Sunday, December 27, 2009

On Climaxes & Resolutions

Good morning! I took the day off yesterday so we could have a family day. It was really nice. :)

Anyhoo, today we're talking about climaxes.

Get your minds out of the gutter, folks! I don't mean it like that! LOL. No, we're talking about climaxes & resolutions in stories. Sorry to disappoint you. ;)

Ok, as we all know, the climax is the high point of your story. That should be the point of the most intense action or emotion. You can have small build ups along the way, but the climax is the highest point in your story. Those little incidents should help contribute to the larger climax. Your entire story needs to build up to that very moment.

How do you do this? Well, first off, it's important to know how you want your story to end and go from there. I have a strange way of writing and that is from both the beginning and the ending and then working my way towards the middle from both ends. It helps me to build a good climax because I already have the resolution written out. That gives me the ability to foreshadow and really build up the story line to an intense point. Even if you don't have your ending completely written out, as long as you have a vague idea of how you want your story to end, you can figure out all of the events and emotions that lead to your climax so you can end it with the resolution you want.
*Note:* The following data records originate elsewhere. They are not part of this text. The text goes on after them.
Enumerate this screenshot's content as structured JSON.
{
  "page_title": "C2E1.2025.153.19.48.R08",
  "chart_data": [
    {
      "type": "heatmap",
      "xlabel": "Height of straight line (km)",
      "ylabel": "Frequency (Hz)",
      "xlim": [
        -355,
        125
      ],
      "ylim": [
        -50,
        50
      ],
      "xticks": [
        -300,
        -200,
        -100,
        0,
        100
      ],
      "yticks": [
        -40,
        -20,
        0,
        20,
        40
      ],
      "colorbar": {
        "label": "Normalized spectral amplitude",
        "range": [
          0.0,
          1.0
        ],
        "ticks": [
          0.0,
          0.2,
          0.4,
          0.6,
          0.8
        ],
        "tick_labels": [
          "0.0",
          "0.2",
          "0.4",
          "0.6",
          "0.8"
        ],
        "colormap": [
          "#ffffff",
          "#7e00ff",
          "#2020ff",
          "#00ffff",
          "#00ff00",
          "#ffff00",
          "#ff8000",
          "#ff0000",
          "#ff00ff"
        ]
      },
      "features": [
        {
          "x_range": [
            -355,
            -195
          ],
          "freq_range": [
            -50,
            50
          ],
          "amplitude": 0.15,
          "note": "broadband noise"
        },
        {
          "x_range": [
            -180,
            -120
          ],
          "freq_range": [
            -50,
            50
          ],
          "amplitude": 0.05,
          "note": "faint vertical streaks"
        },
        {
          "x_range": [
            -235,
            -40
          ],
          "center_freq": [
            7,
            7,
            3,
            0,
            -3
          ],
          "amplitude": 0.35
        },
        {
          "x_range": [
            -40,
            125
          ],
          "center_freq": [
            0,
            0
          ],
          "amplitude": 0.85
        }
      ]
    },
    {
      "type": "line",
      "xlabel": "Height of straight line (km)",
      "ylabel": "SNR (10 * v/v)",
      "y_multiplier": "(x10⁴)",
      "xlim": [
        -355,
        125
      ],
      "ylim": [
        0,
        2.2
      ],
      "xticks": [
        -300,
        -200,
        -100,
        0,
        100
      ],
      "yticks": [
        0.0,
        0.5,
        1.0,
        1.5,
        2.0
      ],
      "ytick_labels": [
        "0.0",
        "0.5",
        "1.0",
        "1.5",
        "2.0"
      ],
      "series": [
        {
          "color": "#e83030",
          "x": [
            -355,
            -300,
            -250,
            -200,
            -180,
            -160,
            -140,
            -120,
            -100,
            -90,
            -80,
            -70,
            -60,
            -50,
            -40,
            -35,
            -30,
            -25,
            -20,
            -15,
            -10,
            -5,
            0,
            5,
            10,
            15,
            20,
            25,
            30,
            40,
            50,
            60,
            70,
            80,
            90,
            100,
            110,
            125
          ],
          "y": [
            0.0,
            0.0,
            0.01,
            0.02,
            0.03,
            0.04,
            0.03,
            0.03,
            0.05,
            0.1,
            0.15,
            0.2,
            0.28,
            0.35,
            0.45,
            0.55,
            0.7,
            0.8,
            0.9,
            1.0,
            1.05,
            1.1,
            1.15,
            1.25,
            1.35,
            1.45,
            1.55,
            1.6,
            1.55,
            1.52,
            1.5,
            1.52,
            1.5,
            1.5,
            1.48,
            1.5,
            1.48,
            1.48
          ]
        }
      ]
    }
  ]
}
Does that make sense?

I'd really love to reference Unbreakable Hostage right now because the climax of that book is really strong and I could break it down for you. However, that would not do me any good as it would ruin the point of my book sales! LOL. :)

So, let's just imagine you have a good love triangle story that leads up to two men fighting over the same woman. Every event and interaction these characters have had throughout the book have led to this confrontation. These two men are in this situation, emotions are running high and they just go at each other. They're screaming, punching, whatever. The fight needs to be detailed and intense. If your climax is...well, anticlimactic, then you're doing your readers and yourself a huge disservice.
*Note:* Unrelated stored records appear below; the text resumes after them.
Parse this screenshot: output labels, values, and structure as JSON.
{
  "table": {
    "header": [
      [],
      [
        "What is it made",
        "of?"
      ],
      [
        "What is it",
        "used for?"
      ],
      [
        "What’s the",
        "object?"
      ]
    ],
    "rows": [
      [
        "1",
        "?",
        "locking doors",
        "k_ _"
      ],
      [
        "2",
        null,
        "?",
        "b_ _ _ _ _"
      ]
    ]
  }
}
Make that scene as strong, detailed and suspenseful as you can. This is it. The height of your story has to be high, otherwise you might as well have no climax at all. So really describe how they're breathing on each other during the fight, their grunts, the sweat pouring off their bodies, etc. When I wrote the climax to Unbreakable Hostage, I actually choreographed the scene (as best I could since it was just me). Use your own physicality and physical abilities to help the scene. The more detailed and realistic it can be, the better!
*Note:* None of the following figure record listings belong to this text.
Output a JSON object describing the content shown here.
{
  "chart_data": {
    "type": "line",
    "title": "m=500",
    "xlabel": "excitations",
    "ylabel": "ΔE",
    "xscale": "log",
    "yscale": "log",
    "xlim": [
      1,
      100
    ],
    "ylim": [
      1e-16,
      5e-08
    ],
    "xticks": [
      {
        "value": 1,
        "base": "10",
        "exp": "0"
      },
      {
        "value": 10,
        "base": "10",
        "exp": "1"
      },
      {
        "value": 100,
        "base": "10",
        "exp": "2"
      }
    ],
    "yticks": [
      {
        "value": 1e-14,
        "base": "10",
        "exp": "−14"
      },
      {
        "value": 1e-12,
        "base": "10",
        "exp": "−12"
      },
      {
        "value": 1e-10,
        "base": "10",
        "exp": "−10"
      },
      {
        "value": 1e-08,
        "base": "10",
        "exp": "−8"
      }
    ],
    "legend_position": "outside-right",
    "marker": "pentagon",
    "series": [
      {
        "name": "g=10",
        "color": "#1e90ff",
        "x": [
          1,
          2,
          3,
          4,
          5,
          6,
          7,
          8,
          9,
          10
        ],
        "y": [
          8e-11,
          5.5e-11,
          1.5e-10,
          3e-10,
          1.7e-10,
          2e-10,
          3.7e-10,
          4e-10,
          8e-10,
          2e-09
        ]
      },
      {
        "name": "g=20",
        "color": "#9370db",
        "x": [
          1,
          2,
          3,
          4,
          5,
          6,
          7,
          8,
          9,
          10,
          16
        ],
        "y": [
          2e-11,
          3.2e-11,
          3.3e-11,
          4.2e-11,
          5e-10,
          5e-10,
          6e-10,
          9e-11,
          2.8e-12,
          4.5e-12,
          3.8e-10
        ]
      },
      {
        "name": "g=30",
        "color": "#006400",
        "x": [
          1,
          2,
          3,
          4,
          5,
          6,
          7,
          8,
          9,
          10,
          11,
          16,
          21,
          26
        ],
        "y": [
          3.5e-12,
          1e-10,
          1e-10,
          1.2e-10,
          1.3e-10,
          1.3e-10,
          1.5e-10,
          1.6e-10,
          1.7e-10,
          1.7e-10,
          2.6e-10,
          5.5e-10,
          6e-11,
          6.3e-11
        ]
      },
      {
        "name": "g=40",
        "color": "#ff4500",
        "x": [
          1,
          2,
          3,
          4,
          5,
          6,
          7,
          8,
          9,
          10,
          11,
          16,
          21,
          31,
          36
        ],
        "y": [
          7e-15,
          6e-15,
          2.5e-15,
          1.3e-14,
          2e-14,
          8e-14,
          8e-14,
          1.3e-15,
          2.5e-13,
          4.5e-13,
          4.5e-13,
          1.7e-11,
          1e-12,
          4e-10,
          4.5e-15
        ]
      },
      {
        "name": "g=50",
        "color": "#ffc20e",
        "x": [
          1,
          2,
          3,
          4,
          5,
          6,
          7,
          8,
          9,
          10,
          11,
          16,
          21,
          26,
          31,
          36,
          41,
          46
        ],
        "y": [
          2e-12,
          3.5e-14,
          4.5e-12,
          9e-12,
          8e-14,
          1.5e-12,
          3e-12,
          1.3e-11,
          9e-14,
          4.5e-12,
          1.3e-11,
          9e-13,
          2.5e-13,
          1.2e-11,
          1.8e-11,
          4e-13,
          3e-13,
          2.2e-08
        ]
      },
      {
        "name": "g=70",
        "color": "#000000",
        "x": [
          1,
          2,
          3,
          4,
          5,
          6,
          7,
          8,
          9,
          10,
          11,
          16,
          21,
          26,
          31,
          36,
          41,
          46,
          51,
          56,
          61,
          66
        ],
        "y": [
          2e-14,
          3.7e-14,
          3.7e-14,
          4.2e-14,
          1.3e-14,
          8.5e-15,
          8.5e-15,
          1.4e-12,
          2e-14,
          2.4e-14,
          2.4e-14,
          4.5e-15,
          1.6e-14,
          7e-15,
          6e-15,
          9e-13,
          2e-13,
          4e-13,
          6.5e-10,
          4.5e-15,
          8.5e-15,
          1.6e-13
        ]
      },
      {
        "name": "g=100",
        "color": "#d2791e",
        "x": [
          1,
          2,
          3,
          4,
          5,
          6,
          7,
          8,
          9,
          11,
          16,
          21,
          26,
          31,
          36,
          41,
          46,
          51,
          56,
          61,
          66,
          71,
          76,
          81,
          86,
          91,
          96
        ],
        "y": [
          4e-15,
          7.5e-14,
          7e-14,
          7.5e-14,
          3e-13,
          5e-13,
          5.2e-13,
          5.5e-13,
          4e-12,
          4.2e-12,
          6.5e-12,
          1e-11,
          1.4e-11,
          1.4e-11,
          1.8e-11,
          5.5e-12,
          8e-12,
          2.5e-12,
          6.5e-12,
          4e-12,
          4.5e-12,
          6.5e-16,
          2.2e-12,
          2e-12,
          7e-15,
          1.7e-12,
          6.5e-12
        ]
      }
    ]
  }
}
Now that brings us to resolutions. Technically, the resolution of the story comes right after the climax and shouldn't be too long. BUT,it is important that you tie up all the loose ends. You can't just have a climax and leave your reader wondering what happened to character x. Do they live or die? Are they in the hospital? Do they live happily ever after? What happens about this event?

You get my point. My resolution in Unbreakable Hostage is a couple of chapters plus the epilogue. Is it slow and boring? No. I'll tell you why. Because every loose end, every character, every detail is tended to in my resolution. My reader does not wonder about any of the characters. They know what happens to them all. Now, just like life, you could really carry the story on from where I end it, but the story ends where it needs to end. It does not need to go on any further. I don't want to bore my readers, and I certainly don't want to make this as long as War and Peace. Nobody wants to read a book like that.

So, be detailed in your resolution. Don't leave your readers hanging, but be sure that you get to the point. We (the readers) are catching our breath after the climax, but we really don't want to be bored to tears afterwords, k?

So build, build, build your story to an incredible height, and then tie everything up and end it nice and neatly.


Chelle Cordero said...

you made a very good point about how everything should be leading to that conflict - building up to it.

Anonymous said...

Yes,great points all around. It stinks having to delete a paragraph, let alone a chapter that ultimately does not lead toward the climax. I guess that's what little files called "Edited Blurbs" are for... perhaps they can be employed down the road somewhere in another novel.